No, you are correct. You should aim for wins, but what is a win?

I have "Learn German" as an objective. For me, my project is complete the German II CD set with appropriate next actions covering listening to the CD's and completing the exercises, just as I did with the German I CD's. When I completed this, yes it felt like a small win. The larger win comes from knowing that I improved myself and when I talk to my friend from Frankfurt in German.

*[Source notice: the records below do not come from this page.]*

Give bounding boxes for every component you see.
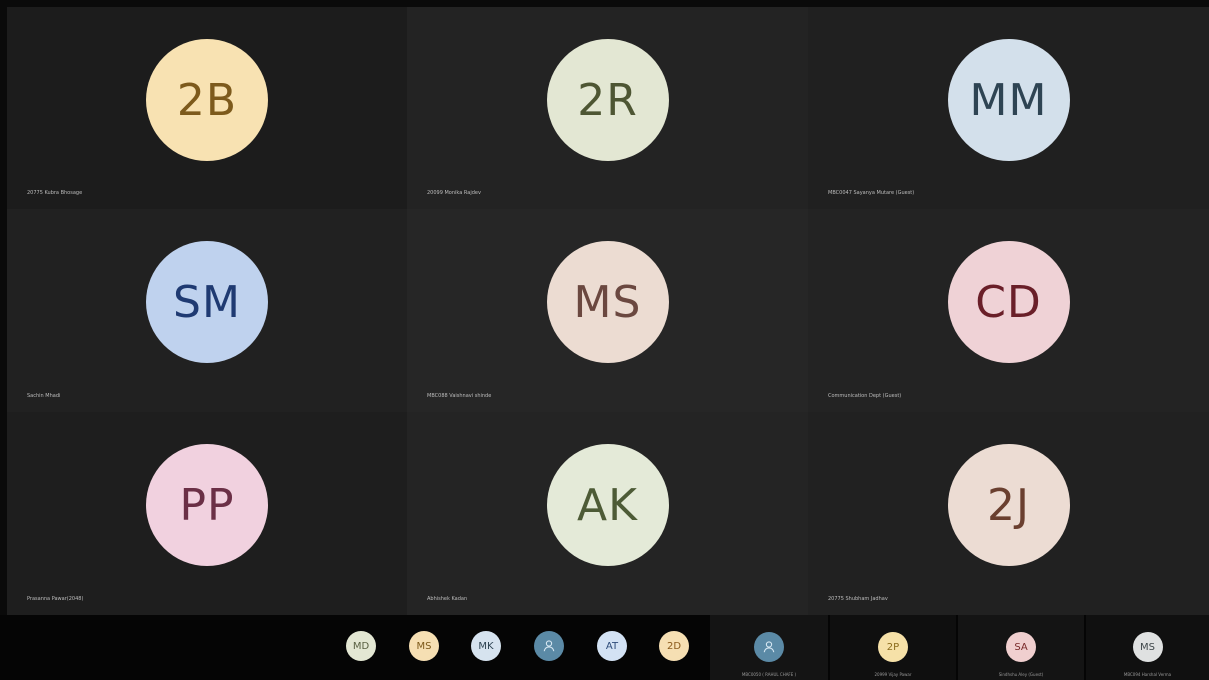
participant-name: Sachin Mhadi — [27, 393, 61, 399]
strip-participant-tile[interactable]: MBC0050 ( RAHUL CHAFE ) — [710, 615, 828, 680]
participant-name: 20775 Shubham Jadhav — [828, 596, 888, 602]
participant-tile[interactable]: MM MBC0047 Sayanya Mutare (Guest) — [808, 7, 1209, 209]
participant-avatar: AK — [546, 444, 669, 566]
participant-name: Communication Dept (Guest) — [828, 393, 902, 399]
participant-tile[interactable]: 2B 20775 Kubra Bhosage — [7, 7, 407, 209]
strip-avatar[interactable]: MS — [409, 631, 439, 661]
video-grid: 2B 20775 Kubra Bhosage 2R 20099 Monika R… — [7, 7, 1209, 615]
strip-avatar[interactable] — [534, 631, 564, 661]
strip-participant-name: Sindhshu Aley (Guest) — [998, 672, 1044, 677]
meeting-stage: 2B 20775 Kubra Bhosage 2R 20099 Monika R… — [0, 0, 1209, 680]
participant-tile[interactable]: 2J 20775 Shubham Jadhav — [808, 412, 1209, 615]
strip-participant-tile[interactable]: 2P 20999 Vijay Pawar — [830, 615, 956, 680]
participant-avatar: 2J — [947, 444, 1070, 566]
participant-avatar: MM — [947, 39, 1070, 161]
strip-participant-tile[interactable]: MS MBC094 Harshal Verma — [1086, 615, 1209, 680]
participant-tile[interactable]: AK Abhishek Kadan — [407, 412, 808, 615]
participant-avatar: 2R — [546, 39, 669, 161]
strip-avatar[interactable]: AT — [597, 631, 627, 661]
participant-avatar: SM — [146, 241, 268, 363]
strip-avatar: SA — [1006, 632, 1036, 662]
strip-participant-name: MBC094 Harshal Verma — [1123, 672, 1172, 677]
participant-avatar: 2B — [146, 39, 268, 161]
participant-strip: MD MS MK AT 2D MBC0050 ( RAHUL CHAFE ) 2… — [0, 615, 1209, 680]
participant-tile[interactable]: SM Sachin Mhadi — [7, 209, 407, 412]
strip-avatar: MS — [1132, 632, 1163, 662]
participant-tile[interactable]: MS MBC088 Vaishnavi shinde — [407, 209, 808, 412]
participant-name: 20099 Monika Rajdev — [427, 190, 481, 196]
person-icon — [543, 640, 555, 652]
participant-tile[interactable]: PP Prasanna Pawar(2048) — [7, 412, 407, 615]
person-icon — [763, 641, 775, 653]
strip-avatar — [754, 632, 784, 662]
participant-name: MBC088 Vaishnavi shinde — [427, 393, 492, 399]
participant-name: MBC0047 Sayanya Mutare (Guest) — [828, 190, 915, 196]
participant-tile[interactable]: CD Communication Dept (Guest) — [808, 209, 1209, 412]
strip-avatar[interactable]: MD — [346, 631, 376, 661]
participant-name: Abhishek Kadan — [427, 596, 468, 602]
participant-tile[interactable]: 2R 20099 Monika Rajdev — [407, 7, 808, 209]
strip-avatar[interactable]: MK — [471, 631, 501, 661]
participant-avatar: MS — [546, 241, 669, 363]
participant-name: Prasanna Pawar(2048) — [27, 596, 84, 602]
strip-participant-name: 20999 Vijay Pawar — [874, 672, 912, 677]
strip-avatar[interactable]: 2D — [659, 631, 689, 661]
participant-avatar: CD — [947, 241, 1070, 363]
strip-participant-name: MBC0050 ( RAHUL CHAFE ) — [741, 672, 797, 677]
strip-participant-tile[interactable]: SA Sindhshu Aley (Guest) — [958, 615, 1084, 680]
participant-avatar: PP — [146, 444, 268, 566]
participant-name: 20775 Kubra Bhosage — [27, 190, 83, 196]
strip-avatar: 2P — [878, 632, 908, 662]
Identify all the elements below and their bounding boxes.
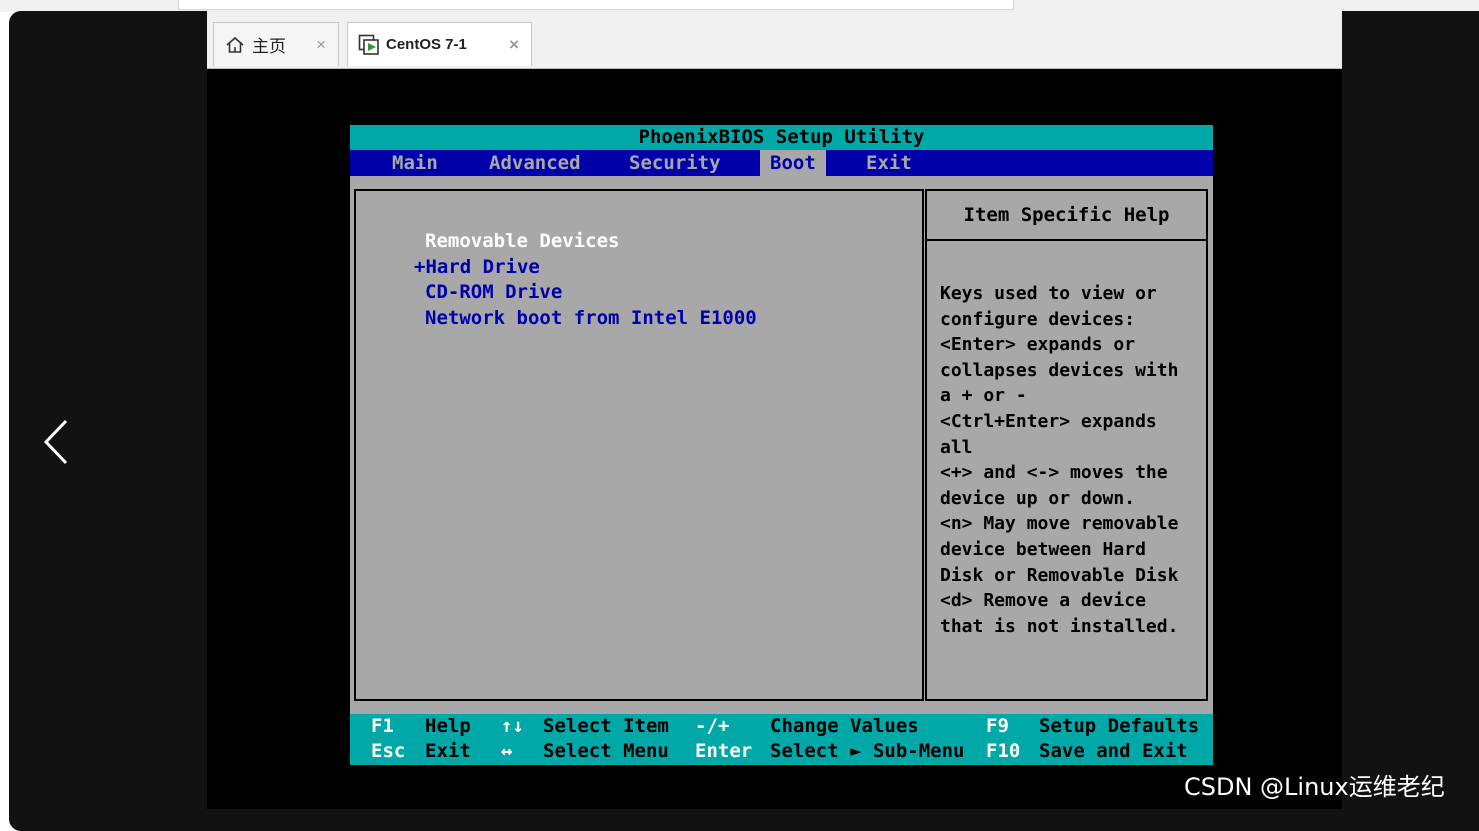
- boot-order-panel: Removable Devices +Hard Drive CD-ROM Dri…: [354, 189, 924, 701]
- boot-item-network-boot[interactable]: Network boot from Intel E1000: [425, 306, 757, 332]
- bios-screen[interactable]: PhoenixBIOS Setup Utility Main Advanced …: [350, 125, 1213, 765]
- bios-key-legend: F1 Help ↑↓ Select Item -/+ Change Values…: [350, 714, 1213, 765]
- bios-menu-exit[interactable]: Exit: [856, 150, 922, 176]
- watermark-text: CSDN @Linux运维老纪: [1184, 773, 1445, 801]
- key-enter: Enter: [695, 740, 753, 762]
- tab-home-label: 主页: [252, 37, 286, 56]
- bios-menu-boot[interactable]: Boot: [760, 150, 826, 176]
- bios-title: PhoenixBIOS Setup Utility: [350, 125, 1213, 150]
- tab-centos-label: CentOS 7-1: [386, 36, 467, 53]
- tab-centos-close-icon[interactable]: ×: [507, 35, 521, 55]
- previous-image-button[interactable]: [40, 417, 76, 467]
- bios-menu-main[interactable]: Main: [382, 150, 448, 176]
- key-f1-desc: Help: [425, 715, 471, 737]
- key-f10-desc: Save and Exit: [1039, 740, 1188, 762]
- key-minus-plus: -/+: [695, 715, 730, 737]
- tab-centos[interactable]: CentOS 7-1 ×: [347, 22, 532, 66]
- home-icon: [224, 34, 246, 56]
- key-f9-desc: Setup Defaults: [1039, 715, 1200, 737]
- key-f1: F1: [371, 715, 394, 737]
- background-page-frame: [178, 0, 1014, 10]
- key-updown-desc: Select Item: [543, 715, 669, 737]
- tab-home-close-icon[interactable]: ×: [314, 35, 328, 55]
- boot-item-removable-devices[interactable]: Removable Devices: [425, 229, 619, 255]
- tab-home[interactable]: 主页 ×: [213, 22, 339, 66]
- key-enter-desc: Select ► Sub-Menu: [770, 740, 965, 762]
- key-esc: Esc: [371, 740, 406, 762]
- help-title: Item Specific Help: [927, 191, 1206, 241]
- key-minus-plus-desc: Change Values: [770, 715, 919, 737]
- bios-body: Removable Devices +Hard Drive CD-ROM Dri…: [350, 176, 1213, 714]
- key-leftright: ↔: [501, 740, 513, 762]
- chevron-left-icon: [43, 419, 68, 465]
- boot-item-hard-drive[interactable]: +Hard Drive: [414, 255, 540, 281]
- vm-icon: [358, 34, 380, 56]
- bios-menu-bar: Main Advanced Security Boot Exit: [350, 150, 1213, 176]
- bios-menu-advanced[interactable]: Advanced: [479, 150, 591, 176]
- key-leftright-desc: Select Menu: [543, 740, 669, 762]
- help-text: Keys used to view or configure devices: …: [940, 283, 1179, 637]
- bios-menu-security[interactable]: Security: [619, 150, 731, 176]
- key-f10: F10: [986, 740, 1021, 762]
- key-esc-desc: Exit: [425, 740, 471, 762]
- tab-bar: 主页 × CentOS 7-1 ×: [207, 11, 1342, 69]
- key-f9: F9: [986, 715, 1009, 737]
- key-updown: ↑↓: [501, 715, 524, 737]
- boot-item-cdrom-drive[interactable]: CD-ROM Drive: [425, 280, 562, 306]
- item-help-panel: Item Specific Help Keys used to view or …: [925, 189, 1208, 701]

That is actually one of the things that I like about the GTD methodology is that I don't have to be so focused on checking those boxes to feel good about myself. Should you ever be totally satisfied with who you are and where you are at? Yes and no. To use the concept from anoth guru, maybe our highest achievement is constant and never ending improvement. Maybe that is one of our societal problems, we are to stuck on getting a win instead of enjoying the game.

Alan
 
A

Anonymous

Guest
With regard to the challenges in approaching a project that begins with "Learn..." or "Read..." via GTD methodology, if I may venture a thought here, I think maybe your learning project has a next action (or a sub-project) related to identifying ways to learn the subject matter that could work for you. Then you could determine the contexts they fit in. "Read____" or "Learn..." in itself may just not be do-able at this stage of the game. To get there, the first actionable step might be any of the following: "identify times and places where I can read this type of material", or "examine the book's table of contents to find relevant chapters" or "brainstorm with self or friendly expert the questions I want to be able to answer" . Or, the Next Action might be to list the external stumbling blocks or my gut-level objections to doing this "Learning Project" so far defined. I have noticed that I avoid getting started on projects in which the scope is too large, or the context and the next action are either ill-matched or even confused, or the proposed method cannot support the identified outcome until some pre-requisite actions are taken.